Sunday, July 14, 2019

Piano Lessons


We've been going to Verity's piano teacher's house for lessons since school let out.  It's becoming one of my favorite places. In her living room that can hold little more sit two enormous pianos.  Verity joins her at the bench of one and the rest of us get comfortable on a long, deep couch covered with a sheet and pushed up against the side wall.  We all bring a book to read but mine can't hold my attention. Too many curiosities creep into my mind. 
Large, antique paintings hang on the walls. 
From behind the curtain that hangs in the doorway to the kitchen there is movement.  A young woman quietly moves aside the curtain and walks upstairs.
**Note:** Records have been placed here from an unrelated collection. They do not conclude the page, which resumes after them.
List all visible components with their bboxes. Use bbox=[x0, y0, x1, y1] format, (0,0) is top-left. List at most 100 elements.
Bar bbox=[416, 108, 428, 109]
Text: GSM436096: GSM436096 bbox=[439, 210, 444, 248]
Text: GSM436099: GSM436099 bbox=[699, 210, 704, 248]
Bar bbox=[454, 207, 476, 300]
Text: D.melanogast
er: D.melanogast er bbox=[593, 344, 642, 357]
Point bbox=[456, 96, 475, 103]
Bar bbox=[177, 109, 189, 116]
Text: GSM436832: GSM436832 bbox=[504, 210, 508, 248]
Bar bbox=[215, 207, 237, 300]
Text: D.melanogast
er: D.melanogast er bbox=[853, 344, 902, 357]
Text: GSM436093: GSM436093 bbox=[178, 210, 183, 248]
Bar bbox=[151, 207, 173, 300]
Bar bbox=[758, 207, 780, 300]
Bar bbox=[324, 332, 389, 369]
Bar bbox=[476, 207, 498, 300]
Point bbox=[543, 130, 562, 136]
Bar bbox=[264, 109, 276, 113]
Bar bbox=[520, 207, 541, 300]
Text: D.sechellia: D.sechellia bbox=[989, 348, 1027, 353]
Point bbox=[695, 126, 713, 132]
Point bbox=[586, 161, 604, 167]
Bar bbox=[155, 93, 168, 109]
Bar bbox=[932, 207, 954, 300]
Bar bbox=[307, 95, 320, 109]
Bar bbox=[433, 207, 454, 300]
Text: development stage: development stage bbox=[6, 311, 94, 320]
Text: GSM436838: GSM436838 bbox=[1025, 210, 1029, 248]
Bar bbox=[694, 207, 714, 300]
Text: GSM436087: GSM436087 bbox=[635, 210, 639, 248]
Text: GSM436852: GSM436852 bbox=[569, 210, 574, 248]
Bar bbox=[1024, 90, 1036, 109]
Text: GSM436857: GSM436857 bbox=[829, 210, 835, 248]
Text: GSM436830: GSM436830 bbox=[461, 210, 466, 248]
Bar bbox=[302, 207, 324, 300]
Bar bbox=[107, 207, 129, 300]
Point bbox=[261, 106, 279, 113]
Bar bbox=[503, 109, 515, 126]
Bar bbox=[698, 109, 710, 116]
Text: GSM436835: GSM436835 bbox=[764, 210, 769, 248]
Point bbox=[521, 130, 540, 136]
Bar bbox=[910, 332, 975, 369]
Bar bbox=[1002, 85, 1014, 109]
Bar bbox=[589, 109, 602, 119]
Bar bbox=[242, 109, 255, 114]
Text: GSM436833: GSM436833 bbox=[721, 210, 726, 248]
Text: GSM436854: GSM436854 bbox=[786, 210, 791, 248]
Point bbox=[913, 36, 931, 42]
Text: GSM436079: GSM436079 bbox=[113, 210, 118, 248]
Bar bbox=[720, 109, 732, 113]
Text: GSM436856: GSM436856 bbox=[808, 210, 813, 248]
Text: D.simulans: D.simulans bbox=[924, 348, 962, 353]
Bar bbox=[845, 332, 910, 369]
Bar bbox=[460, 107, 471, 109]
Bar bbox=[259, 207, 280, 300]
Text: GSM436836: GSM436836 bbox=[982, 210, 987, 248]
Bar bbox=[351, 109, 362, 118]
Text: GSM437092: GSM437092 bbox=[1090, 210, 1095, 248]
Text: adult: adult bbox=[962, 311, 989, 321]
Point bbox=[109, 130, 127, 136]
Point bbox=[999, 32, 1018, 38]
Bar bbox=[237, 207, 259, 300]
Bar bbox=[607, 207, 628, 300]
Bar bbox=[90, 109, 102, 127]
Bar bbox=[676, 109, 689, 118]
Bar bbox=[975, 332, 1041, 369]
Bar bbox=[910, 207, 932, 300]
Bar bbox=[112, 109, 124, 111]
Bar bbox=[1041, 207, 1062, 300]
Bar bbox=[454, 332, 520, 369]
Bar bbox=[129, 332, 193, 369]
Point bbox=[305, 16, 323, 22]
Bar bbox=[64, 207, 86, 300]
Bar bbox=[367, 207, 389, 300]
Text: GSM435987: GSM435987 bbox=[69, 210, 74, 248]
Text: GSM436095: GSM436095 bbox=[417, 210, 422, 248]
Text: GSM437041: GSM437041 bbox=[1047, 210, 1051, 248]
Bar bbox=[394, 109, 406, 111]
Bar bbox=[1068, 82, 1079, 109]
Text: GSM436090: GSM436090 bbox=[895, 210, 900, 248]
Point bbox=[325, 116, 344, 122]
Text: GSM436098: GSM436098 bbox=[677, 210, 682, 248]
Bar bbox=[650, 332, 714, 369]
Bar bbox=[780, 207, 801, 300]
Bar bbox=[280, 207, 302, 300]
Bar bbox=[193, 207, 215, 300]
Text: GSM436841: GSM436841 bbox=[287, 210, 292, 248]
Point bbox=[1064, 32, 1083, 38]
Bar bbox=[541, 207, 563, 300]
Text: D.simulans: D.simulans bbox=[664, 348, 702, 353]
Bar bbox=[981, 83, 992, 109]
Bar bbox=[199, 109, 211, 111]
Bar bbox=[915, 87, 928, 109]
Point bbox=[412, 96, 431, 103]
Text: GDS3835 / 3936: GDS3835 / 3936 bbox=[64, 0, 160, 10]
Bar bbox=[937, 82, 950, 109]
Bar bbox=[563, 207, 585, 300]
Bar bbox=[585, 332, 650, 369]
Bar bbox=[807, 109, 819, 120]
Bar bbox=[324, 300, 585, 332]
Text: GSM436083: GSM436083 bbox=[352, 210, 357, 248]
A bouquet of pink daisies fill a beautiful, antique vase which sits upon a heavy and scuffed coffee table.  
I decide the vase came with her from Armenia, the table did not.  
Then there's Verity. Silently sitting next to her teacher. We all wonder what has her attention because it's clearly not her piano lesson. Silence. More silence.  After much prompting a note is played. An answer is given. "C?"  "Yes, my love." It continues on like this for endless minutes. 
She is such a gentle, firm teacher.  After the lesson is over she declares with certainty that the problem is focus. It's like a doctor's diagnosis. A matter of fact. She says that next time we will close the curtains.  After that assessment we chat comfortably.  She talks to Abel. I manage a question or two and I learn that one of the paintings is of her childhood piano teacher. "Is she dead?" Verity asks. "Yes, she is." Amine answers without flinching. Then she looks at me and tells us the countless hours she spend with this woman. When her parents went on vacation she would live with this teacher. She was her family.  
She points to another painting on the wall and tells us that it represents the Armenian genocide but she didn't realize that when she got it. She thought it was beautiful. It is beautiful. 
"Do you ever go back?" I timidly ask.  "Oh, no." she casually answers. We leave it at that.